The airlines say they are not sure how often the defibrillators have saved them from having to divert flights, but acknowledge it is one reason, along with saving lives, that they are happy to carry them.
The new rule -- which also requires that onboard medical kits be upgraded to include saline solution, intravenous injection equipment and additional drugs -- applies to planes weighing at least 7,500 pounds, which generally means those carrying 30 or more passengers. Such planes generally have at least one flight attendant, and flight attendants are trained in first aid. Especially on larger planes, physicians or nurses are often on board as passengers.
The defibrillators are designed so that people with no training can use them; they have instructions attached and give audible prompts. However, health experts recommend that a flight attendant be called to use the device if possible.
When it issued the final rule in April 2001, the FAA pointed out that it had only a general idea of what medical emergencies occur in flight. For example, the agency may know that a passenger was taken off a plane by paramedics, but sometimes does not know whether the passenger lived.
The early evidence is that people with little nor no medical training want to defibrillate first and ask questions later. A study in the New England Journal of Medicine, based on two years of experience at American Airlines, the first major American carrier to equip its fleet with defibrillators, found that flight attendants or medical personnel had used the onboard defibrillators 200 times, including nine times when they were carried into the airport terminal. But the machine detected the condition that the shock corrects in only 14 of the patients.
The machine will not administer a shock unless it determines, by measuring the patient's heart rhythms and comparing those with a database, that it is needed.
At first, flight attendants started using the devices "every time somebody complained of chest pain, indigestion, shortness of breath," said Joan Sullivan Garrett, a critical-care nurse who is the president and chief executive of MedAire, a company hired by about 70 airlines to train flight attendants and to provide doctors on the ground who are available by radio around the clock, within 60 seconds, for consultation.

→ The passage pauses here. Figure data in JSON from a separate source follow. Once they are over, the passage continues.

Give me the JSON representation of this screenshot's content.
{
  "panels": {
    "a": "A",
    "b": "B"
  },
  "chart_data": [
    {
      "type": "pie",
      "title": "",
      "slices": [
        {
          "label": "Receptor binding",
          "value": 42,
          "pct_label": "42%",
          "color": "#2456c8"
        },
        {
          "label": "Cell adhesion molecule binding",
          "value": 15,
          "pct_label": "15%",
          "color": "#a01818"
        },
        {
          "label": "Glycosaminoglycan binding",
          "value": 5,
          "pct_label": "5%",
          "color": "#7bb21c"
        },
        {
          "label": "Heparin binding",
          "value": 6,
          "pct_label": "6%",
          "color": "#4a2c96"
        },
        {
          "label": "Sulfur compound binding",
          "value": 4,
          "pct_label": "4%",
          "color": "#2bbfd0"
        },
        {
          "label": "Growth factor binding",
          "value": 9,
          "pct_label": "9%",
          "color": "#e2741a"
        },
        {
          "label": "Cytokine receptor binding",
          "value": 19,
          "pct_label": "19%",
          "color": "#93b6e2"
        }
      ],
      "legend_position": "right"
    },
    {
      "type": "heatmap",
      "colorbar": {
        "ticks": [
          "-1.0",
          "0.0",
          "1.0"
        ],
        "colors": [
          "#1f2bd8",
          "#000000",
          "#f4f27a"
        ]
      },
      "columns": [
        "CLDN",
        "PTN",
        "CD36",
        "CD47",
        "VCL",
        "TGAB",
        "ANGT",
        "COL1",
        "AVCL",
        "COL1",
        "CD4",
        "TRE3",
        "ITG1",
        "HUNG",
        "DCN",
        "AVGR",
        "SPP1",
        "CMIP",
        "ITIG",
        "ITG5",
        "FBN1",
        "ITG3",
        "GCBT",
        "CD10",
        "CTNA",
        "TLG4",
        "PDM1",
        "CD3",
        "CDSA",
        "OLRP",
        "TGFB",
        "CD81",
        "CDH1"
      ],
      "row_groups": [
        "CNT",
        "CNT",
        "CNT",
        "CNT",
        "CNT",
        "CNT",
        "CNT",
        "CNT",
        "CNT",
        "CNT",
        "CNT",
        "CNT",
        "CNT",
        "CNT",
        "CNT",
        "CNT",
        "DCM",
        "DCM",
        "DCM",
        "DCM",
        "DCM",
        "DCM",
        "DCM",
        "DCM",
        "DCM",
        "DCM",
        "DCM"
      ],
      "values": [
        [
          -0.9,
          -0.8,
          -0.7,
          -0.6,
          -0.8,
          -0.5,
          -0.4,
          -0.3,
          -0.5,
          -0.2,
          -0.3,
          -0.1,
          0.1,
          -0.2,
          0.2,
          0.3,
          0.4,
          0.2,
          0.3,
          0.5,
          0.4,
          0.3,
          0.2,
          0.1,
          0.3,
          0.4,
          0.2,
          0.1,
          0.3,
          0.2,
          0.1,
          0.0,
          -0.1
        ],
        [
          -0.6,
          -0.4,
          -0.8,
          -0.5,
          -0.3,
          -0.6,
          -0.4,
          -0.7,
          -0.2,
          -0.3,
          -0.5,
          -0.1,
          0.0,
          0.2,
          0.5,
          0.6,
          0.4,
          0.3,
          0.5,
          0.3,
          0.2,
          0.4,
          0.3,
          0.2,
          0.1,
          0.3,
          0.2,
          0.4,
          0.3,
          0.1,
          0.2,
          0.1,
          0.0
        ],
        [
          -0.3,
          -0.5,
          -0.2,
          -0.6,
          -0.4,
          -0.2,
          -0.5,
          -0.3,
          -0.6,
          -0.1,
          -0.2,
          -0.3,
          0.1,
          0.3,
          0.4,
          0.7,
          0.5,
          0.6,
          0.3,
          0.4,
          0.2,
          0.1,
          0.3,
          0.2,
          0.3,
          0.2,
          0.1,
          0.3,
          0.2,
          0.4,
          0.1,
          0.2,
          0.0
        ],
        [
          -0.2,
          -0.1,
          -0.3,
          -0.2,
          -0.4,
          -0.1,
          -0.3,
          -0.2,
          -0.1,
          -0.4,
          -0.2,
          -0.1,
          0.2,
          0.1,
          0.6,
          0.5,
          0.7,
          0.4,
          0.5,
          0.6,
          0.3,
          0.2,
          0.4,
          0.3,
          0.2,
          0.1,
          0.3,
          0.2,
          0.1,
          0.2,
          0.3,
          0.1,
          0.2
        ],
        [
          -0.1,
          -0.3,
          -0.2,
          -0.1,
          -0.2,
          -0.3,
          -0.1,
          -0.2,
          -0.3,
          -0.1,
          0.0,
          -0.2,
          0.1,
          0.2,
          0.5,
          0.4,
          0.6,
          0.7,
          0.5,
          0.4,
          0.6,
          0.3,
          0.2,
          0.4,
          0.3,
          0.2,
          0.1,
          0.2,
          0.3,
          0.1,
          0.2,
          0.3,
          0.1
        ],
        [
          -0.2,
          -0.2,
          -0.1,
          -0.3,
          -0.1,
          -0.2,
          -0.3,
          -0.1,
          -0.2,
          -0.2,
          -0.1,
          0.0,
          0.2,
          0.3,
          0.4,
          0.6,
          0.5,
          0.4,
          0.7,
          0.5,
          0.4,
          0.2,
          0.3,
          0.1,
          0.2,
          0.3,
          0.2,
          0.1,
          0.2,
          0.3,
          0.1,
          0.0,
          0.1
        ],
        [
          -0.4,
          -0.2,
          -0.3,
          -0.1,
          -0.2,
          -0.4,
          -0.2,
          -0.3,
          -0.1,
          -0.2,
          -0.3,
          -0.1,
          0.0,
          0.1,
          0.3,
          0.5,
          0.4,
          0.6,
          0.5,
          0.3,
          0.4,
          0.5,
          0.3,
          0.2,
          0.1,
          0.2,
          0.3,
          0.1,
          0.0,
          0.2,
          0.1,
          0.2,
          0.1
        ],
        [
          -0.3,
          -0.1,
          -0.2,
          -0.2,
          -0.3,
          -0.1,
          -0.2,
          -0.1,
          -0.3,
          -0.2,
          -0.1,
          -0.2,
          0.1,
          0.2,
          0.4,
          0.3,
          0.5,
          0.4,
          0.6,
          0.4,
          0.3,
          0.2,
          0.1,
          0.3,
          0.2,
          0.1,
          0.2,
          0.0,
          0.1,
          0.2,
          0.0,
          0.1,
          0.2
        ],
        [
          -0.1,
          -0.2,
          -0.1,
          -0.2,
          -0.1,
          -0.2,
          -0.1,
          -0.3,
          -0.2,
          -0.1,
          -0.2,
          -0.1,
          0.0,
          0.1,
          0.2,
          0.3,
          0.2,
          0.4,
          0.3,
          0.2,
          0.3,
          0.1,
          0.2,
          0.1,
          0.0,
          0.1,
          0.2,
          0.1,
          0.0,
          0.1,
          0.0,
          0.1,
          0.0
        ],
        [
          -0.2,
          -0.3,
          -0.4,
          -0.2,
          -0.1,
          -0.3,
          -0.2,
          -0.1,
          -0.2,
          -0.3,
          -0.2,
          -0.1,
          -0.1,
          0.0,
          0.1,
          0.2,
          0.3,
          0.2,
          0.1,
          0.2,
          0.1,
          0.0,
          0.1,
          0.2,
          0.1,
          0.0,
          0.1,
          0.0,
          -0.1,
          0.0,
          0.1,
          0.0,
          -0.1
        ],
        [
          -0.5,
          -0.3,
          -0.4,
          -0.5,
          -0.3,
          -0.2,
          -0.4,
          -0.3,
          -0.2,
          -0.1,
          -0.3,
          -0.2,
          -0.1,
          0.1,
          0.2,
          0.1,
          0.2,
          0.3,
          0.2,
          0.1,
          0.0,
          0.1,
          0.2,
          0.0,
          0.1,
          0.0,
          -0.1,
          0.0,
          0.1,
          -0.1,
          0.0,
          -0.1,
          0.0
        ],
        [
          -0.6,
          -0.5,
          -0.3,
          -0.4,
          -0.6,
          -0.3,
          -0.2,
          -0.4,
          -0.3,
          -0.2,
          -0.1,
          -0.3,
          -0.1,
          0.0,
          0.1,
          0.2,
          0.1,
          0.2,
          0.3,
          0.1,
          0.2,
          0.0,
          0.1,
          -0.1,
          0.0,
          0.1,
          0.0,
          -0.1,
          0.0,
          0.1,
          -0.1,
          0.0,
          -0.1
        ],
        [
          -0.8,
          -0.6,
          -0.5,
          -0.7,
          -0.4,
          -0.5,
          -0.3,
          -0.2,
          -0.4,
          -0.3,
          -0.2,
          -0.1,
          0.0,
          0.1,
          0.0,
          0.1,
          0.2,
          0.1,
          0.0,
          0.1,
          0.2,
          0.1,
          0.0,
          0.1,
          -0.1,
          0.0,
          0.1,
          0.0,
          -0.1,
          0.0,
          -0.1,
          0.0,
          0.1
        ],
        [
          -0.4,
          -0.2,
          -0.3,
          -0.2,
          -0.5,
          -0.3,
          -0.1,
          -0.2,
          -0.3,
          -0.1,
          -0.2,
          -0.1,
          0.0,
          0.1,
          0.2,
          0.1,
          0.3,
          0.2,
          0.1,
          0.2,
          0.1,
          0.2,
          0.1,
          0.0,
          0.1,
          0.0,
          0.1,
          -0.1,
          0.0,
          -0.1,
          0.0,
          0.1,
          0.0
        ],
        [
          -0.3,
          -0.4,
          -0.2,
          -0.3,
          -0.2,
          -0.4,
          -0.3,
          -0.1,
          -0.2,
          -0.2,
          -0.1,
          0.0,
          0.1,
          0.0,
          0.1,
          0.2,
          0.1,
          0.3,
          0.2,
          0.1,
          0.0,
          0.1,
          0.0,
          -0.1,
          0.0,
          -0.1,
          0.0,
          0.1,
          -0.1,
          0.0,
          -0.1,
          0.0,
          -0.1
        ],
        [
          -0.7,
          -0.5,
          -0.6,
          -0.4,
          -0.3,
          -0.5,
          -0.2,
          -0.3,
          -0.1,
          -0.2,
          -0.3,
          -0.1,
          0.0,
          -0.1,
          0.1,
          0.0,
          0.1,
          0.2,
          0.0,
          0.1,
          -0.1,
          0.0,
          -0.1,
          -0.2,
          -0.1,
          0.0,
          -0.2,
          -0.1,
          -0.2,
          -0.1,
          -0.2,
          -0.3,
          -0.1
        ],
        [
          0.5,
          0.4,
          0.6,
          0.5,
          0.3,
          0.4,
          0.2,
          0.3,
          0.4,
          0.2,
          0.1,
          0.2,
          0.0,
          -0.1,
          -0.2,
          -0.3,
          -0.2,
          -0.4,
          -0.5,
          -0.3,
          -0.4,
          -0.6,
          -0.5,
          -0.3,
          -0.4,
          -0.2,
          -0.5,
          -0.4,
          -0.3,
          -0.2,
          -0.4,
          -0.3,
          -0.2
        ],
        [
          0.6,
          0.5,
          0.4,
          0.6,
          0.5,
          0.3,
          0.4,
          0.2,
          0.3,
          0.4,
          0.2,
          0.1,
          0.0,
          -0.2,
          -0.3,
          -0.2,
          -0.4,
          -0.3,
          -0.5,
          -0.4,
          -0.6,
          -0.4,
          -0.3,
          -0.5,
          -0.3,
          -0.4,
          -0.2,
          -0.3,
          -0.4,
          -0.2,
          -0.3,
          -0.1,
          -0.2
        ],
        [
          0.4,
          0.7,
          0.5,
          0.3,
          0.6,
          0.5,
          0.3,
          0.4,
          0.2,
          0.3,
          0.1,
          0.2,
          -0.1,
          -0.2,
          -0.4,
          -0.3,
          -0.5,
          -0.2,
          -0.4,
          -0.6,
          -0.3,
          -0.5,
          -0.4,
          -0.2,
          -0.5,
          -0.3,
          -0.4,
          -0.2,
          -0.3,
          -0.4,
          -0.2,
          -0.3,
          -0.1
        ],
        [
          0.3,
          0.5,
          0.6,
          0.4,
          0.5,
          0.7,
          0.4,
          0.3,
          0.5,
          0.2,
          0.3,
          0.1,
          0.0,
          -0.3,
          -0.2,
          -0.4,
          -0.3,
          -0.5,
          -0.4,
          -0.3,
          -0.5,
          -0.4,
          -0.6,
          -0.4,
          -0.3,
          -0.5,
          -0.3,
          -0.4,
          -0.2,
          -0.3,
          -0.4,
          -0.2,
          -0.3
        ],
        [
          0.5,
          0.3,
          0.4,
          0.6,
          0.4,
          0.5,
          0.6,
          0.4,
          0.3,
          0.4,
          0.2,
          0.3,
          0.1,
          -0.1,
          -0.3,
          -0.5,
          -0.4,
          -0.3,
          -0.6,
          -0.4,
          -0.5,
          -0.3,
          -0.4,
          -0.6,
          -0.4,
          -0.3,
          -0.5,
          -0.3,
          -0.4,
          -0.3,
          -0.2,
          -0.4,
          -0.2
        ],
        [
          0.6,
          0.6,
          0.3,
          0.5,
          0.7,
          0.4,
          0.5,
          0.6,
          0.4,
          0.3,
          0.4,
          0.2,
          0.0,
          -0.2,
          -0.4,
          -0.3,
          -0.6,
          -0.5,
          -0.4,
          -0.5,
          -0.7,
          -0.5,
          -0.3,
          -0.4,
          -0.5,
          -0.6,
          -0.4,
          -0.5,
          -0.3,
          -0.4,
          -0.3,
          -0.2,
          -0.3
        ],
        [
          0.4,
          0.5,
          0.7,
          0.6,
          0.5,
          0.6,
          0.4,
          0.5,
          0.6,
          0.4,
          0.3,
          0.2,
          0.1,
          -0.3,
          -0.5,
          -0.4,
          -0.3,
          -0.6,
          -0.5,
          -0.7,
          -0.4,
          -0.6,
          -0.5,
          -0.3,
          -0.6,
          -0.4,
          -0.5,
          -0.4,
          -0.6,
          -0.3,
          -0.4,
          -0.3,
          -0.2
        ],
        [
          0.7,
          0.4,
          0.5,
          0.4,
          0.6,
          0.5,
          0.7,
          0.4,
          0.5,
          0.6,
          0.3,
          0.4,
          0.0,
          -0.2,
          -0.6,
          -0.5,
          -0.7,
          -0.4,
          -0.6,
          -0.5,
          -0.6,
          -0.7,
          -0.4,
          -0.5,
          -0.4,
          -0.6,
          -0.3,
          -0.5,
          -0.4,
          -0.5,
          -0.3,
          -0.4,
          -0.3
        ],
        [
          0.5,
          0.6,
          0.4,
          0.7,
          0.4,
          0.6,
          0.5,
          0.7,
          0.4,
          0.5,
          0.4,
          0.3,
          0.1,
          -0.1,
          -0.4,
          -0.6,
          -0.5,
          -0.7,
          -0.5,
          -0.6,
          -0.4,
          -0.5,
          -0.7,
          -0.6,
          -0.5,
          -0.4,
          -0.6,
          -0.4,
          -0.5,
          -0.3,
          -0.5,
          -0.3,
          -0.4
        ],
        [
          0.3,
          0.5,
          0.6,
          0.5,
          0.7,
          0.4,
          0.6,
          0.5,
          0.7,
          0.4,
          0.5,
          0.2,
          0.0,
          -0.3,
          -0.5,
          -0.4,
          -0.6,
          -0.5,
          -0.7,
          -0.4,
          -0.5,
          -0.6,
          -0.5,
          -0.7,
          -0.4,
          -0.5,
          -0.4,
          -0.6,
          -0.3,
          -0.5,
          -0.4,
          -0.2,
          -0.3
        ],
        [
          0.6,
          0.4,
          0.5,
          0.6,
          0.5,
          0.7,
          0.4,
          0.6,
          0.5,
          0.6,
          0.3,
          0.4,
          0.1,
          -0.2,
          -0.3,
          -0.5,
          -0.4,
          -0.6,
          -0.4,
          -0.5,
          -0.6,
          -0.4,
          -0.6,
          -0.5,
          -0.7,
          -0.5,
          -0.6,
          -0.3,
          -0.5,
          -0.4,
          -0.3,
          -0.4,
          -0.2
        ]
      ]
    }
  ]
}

Garrett said that medical emergencies represented a growing fraction of in-flight problems. "Ten years ago, the reasons planes diverted were because of mechanical issues; today it's because of medical reasons," she said.
"And the airlines are recognizing that the demographics of our population are changing, and the types of problems we're seeing are changing," Garrett added, referring to the higher proportion of older people.
The first life saved by a defibrillator in flight was that of Michael J. Tighe, who suffered a heart attack, his first, on a flight from his home in Boston to San Diego, in November 1998, on American Airlines.
"It was a lucky flight for me," said Tighe, who was then 62 years old. He now has an internally implanted defibrillator.
He said he was probably better off on the plane than he would have been at home. In fact, many travelers can attest that airplanes are better equipped for medical emergencies than many homes and offices.
Tim Cameron, lead first-aid instructor at United Airlines, said that the airline first used a defibrillator to save a life in Tampa, when a woman collapsed while waiting to board a plane and another passenger screamed, drawing the attention of a flight attendant on the plane. A second flight attendant fetched the defibrillator from the airplane. That was in July 2000, Cameron said, adding that he still speaks regularly to the woman who was revived.
Another survivor, Virginia Monahan, 59, was flying home to California last October and changed planes at Denver International Airport. "On my way for a cold beer and a sandwich," she said, she collapsed in the terminal. A United flight attendant came to Monahan's aid. The attendant called a United customer service agent, who grabbed a defibrillator that the airport had stored nearby and used it to revive Monahan.
Experts say the chance that a heart-attack victim will survive declines by about 10 percentage points for each minute before the heart is shocked. With defibrillation, survival rates run about 40 percent, experts say; without, they are near zero.